Main frame: exponent $\eta \left(T\right)$ (solid line) determined by fitting the first-order correlation function obtained numerically to the algebraic fall off formula as a function of temperature. The solid line shows the results for $\mu \approx 2500$ ($N\approx 6000$ and atomic density of $66.2\mu {\text{m}}^{-2}$) and $g=0.35$. The dashed line comes from the formula $\eta \left(T\right)=m^2{k}_{B}T/2\pi {\hslash }^2{\varrho }_s\left(T\right)$ [6], with the superfluid density obtained numerically. Vertical dashed line is the transition temperature, $T_{tr}$, to the intermediate region (marked by a shaded area), whereas the solid one shows the transition to the BKT phase in the thermodynamic limit [59]. Horizontal dashed line is the value of the critical exponent. Inset: exponent $\eta \left(T\right)$ at the transition temperature, $T=T_{tr}$, to the intermediate region as a function of the number of atoms. Errors in the main panel and in the inset are smaller than the size of the symbols used. Clearly, $\eta \left(T_{tr}\right)$ approaches the critical value of $0.25$ [6] with increasing number of atoms.

Figure 3

Superfluid fraction as a function of temperature for a two-dimensional weakly interacting Bose gas with the interaction strength $g=0.15{\hslash }^2/m$ (upper frame) and $g=0.35{\hslash }^2/m$ (lower frame). There are three sets of curves in each frame corresponding to different numbers of atoms in the system. Going from the right to the left (from top to bottom in the legend) the number of atoms increases as depicted in figures. Clearly, the intermediate region shrinks when the number of atoms grows sustaining the atomic density (here, equal to $66.2\mu {\text{m}}^{-2}$), i.e., the system moves towards the thermodynamic limit.

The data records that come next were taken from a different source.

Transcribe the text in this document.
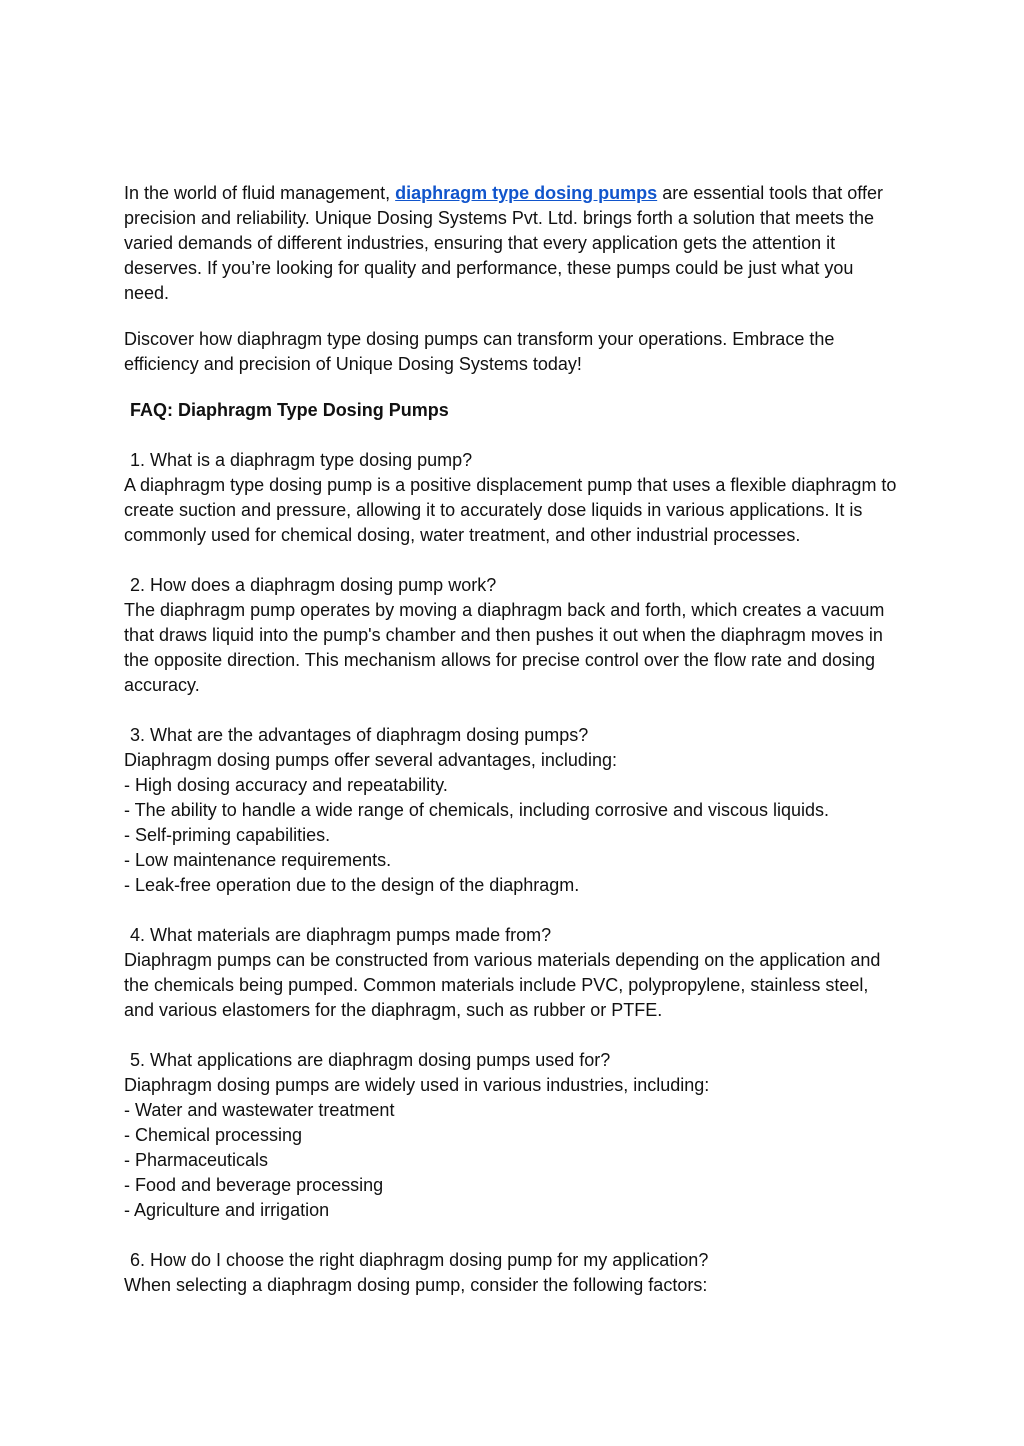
In the world of fluid management, diaphragm type dosing pumps are essential tools that offer precision and reliability. Unique Dosing Systems Pvt. Ltd. brings forth a solution that meets the varied demands of different industries, ensuring that every application gets the attention it deserves. If you’re looking for quality and performance, these pumps could be just what you need.

Discover how diaphragm type dosing pumps can transform your operations. Embrace the efficiency and precision of Unique Dosing Systems today!

FAQ: Diaphragm Type Dosing Pumps

1. What is a diaphragm type dosing pump?
A diaphragm type dosing pump is a positive displacement pump that uses a flexible diaphragm to create suction and pressure, allowing it to accurately dose liquids in various applications. It is commonly used for chemical dosing, water treatment, and other industrial processes.
2. How does a diaphragm dosing pump work?
The diaphragm pump operates by moving a diaphragm back and forth, which creates a vacuum that draws liquid into the pump's chamber and then pushes it out when the diaphragm moves in the opposite direction. This mechanism allows for precise control over the flow rate and dosing accuracy.
3. What are the advantages of diaphragm dosing pumps?
Diaphragm dosing pumps offer several advantages, including:
- High dosing accuracy and repeatability.
- The ability to handle a wide range of chemicals, including corrosive and viscous liquids.
- Self-priming capabilities.
- Low maintenance requirements.
- Leak-free operation due to the design of the diaphragm.
4. What materials are diaphragm pumps made from?
Diaphragm pumps can be constructed from various materials depending on the application and the chemicals being pumped. Common materials include PVC, polypropylene, stainless steel, and various elastomers for the diaphragm, such as rubber or PTFE.
5. What applications are diaphragm dosing pumps used for?
Diaphragm dosing pumps are widely used in various industries, including:
- Water and wastewater treatment
- Chemical processing
- Pharmaceuticals
- Food and beverage processing
- Agriculture and irrigation
6. How do I choose the right diaphragm dosing pump for my application?
When selecting a diaphragm dosing pump, consider the following factors:
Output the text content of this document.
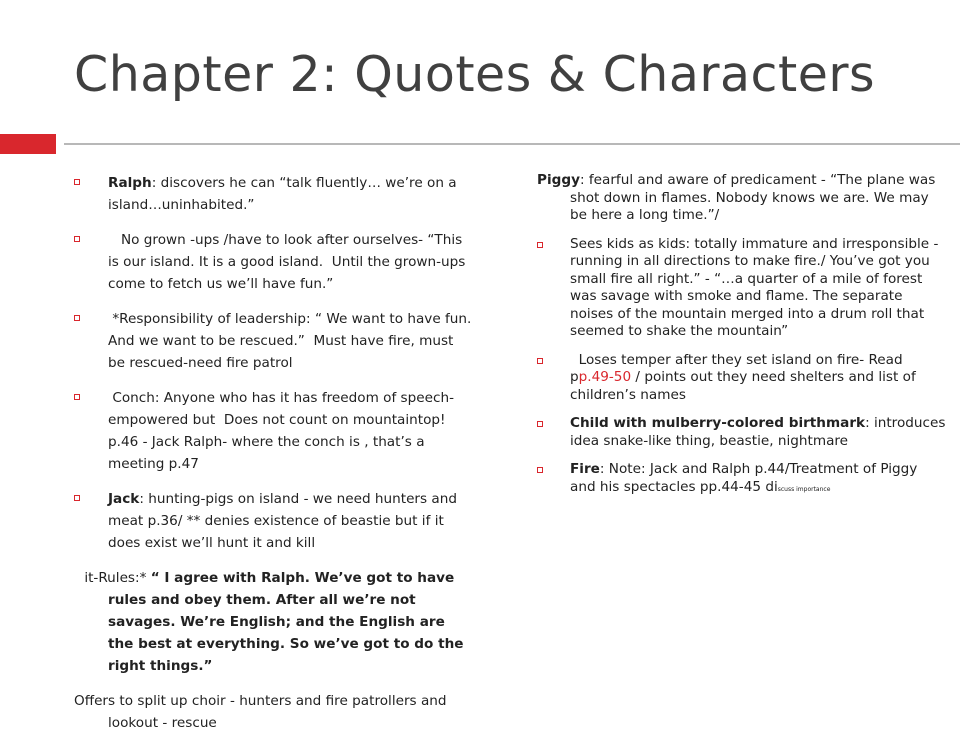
Chapter 2: Quotes & Characters
Ralph: discovers he can “talk fluently… we’re on a island…uninhabited.”
No grown -ups /have to look after ourselves- “This is our island. It is a good island.  Until the grown-ups come to fetch us we’ll have fun.”
*Responsibility of leadership: “ We want to have fun.  And we want to be rescued.”  Must have fire, must be rescued-need fire patrol
Conch: Anyone who has it has freedom of speech-empowered but  Does not count on mountaintop! p.46 - Jack Ralph- where the conch is , that’s a meeting p.47
Jack: hunting-pigs on island - we need hunters and meat p.36/ ** denies existence of beastie but if it does exist we’ll hunt it and kill

it-Rules:* “ I agree with Ralph. We’ve got to have rules and obey them. After all we’re not savages. We’re English; and the English are the best at everything. So we’ve got to do the right things.”

Offers to split up choir - hunters and fire patrollers and lookout - rescue

Piggy: fearful and aware of predicament - “The plane was shot down in flames. Nobody knows we are. We may be here a long time.”/

Sees kids as kids: totally immature and irresponsible - running in all directions to make fire./ You’ve got you small fire all right.” - “…a quarter of a mile of forest was savage with smoke and flame. The separate noises of the mountain merged into a drum roll that seemed to shake the mountain”
Loses temper after they set island on fire- Read pp.49-50 / points out they need shelters and list of children’s names
Child with mulberry-colored birthmark: introduces idea snake-like thing, beastie, nightmare
Fire: Note: Jack and Ralph p.44/Treatment of Piggy and his spectacles pp.44-45 discuss importance
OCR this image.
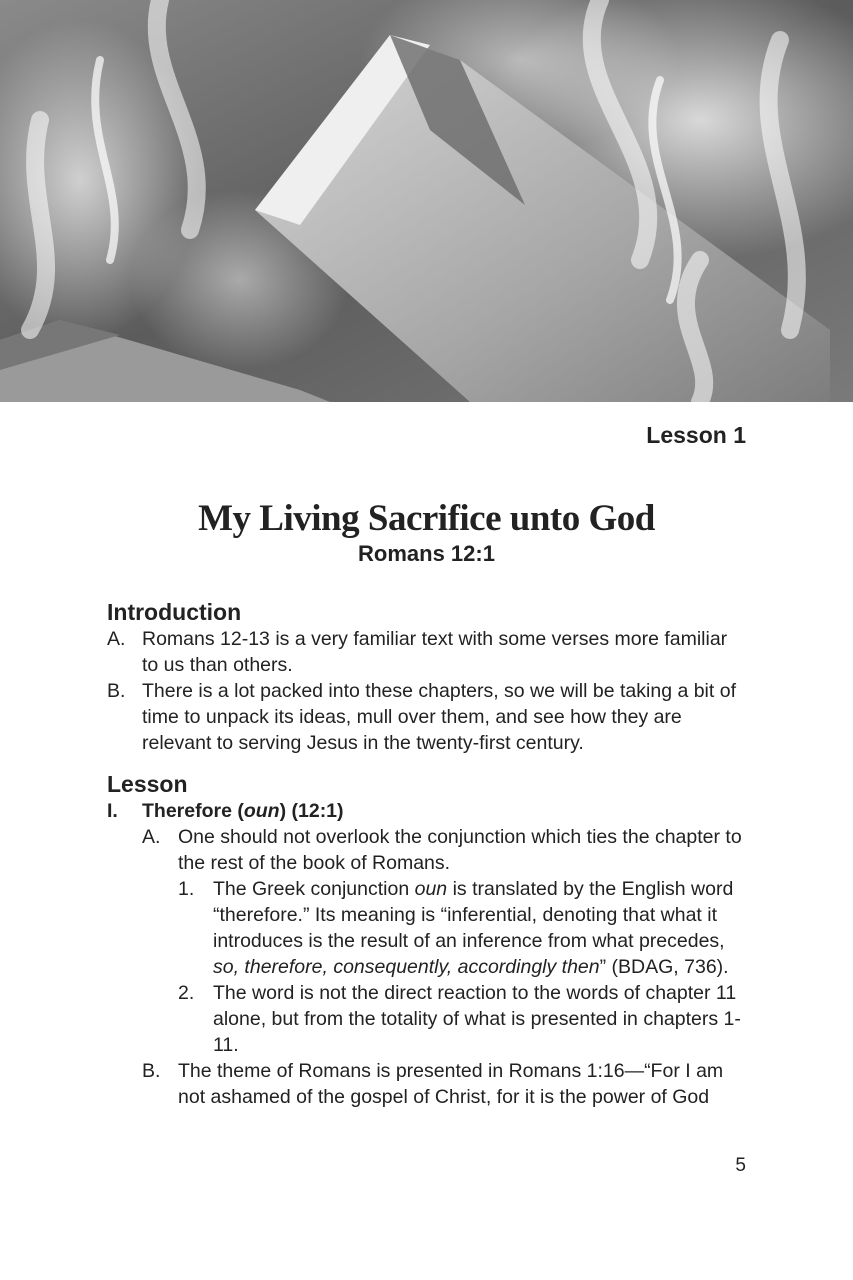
Lesson 1
My Living Sacrifice unto God
Romans 12:1
Introduction
A. Romans 12-13 is a very familiar text with some verses more familiar to us than others.
B. There is a lot packed into these chapters, so we will be taking a bit of time to unpack its ideas, mull over them, and see how they are relevant to serving Jesus in the twenty-first century.
Lesson
I.	Therefore (oun) (12:1)
A. One should not overlook the conjunction which ties the chapter to the rest of the book of Romans.
1. The Greek conjunction oun is translated by the English word “therefore.” Its meaning is “inferential, denoting that what it introduces is the result of an inference from what precedes, so, therefore, consequently, accordingly then” (BDAG, 736).
2. The word is not the direct reaction to the words of chapter 11 alone, but from the totality of what is presented in chapters 1-11.
B. The theme of Romans is presented in Romans 1:16—“For I am not ashamed of the gospel of Christ, for it is the power of God
5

The shaded areas depict the intermediate regions for the highest number of atom cases. The vertical solid black lines show the critical temperature for the infinite system calculated from the formula $T^{\infty }=2\pi {\hslash }^{2}n/m{k}_{B}ln(\xi {\hslash }^2/mg)$ [59], whereas the dashed color ones represent the transition, $T_{tr}$, temperatures found numerically and corresponding to the case of the maximal number of atoms considered. Note that both temperatures, obtained by different approaches, are already very close to each other. Also note that for larger number of atoms the curves become steeper.

Figure 4

Superfluid fraction, ${\rho }_s\left(T_{tr}\right)$, at the transition temperature $T_{tr}$ (symbols). The transition temperature is determined from the criterion based on the behavior of the current-current correlations at low momenta. For a given interaction strength ($g=0.7$—green squares, $g=0.35$—blue circles, and $g=0.15$—red diamonds), data for the system with different numbers of atoms (as in Fig. 3) are shown. The solid line is the linear relation between the superfluid density at the BKT transition and the BKT transition temperature, ${\rho }_s\left(T_c\right)=(m^2{k}_B/{\hslash }^2)2T_c/\pi$, as proved by Nelson and Kosterlitz [6] and experimentally verified in [9, 10, 11, 12]. As argued in the text, the transition temperature, $T_{tr}$, approaches the critical one when the number of atoms is increased. In the figure both temperatures are set equal.

Figure 5

First-order correlation function, $g^{\left(1\right)}\left(x\right)$, as in Fig. 1 but on a log-log plot.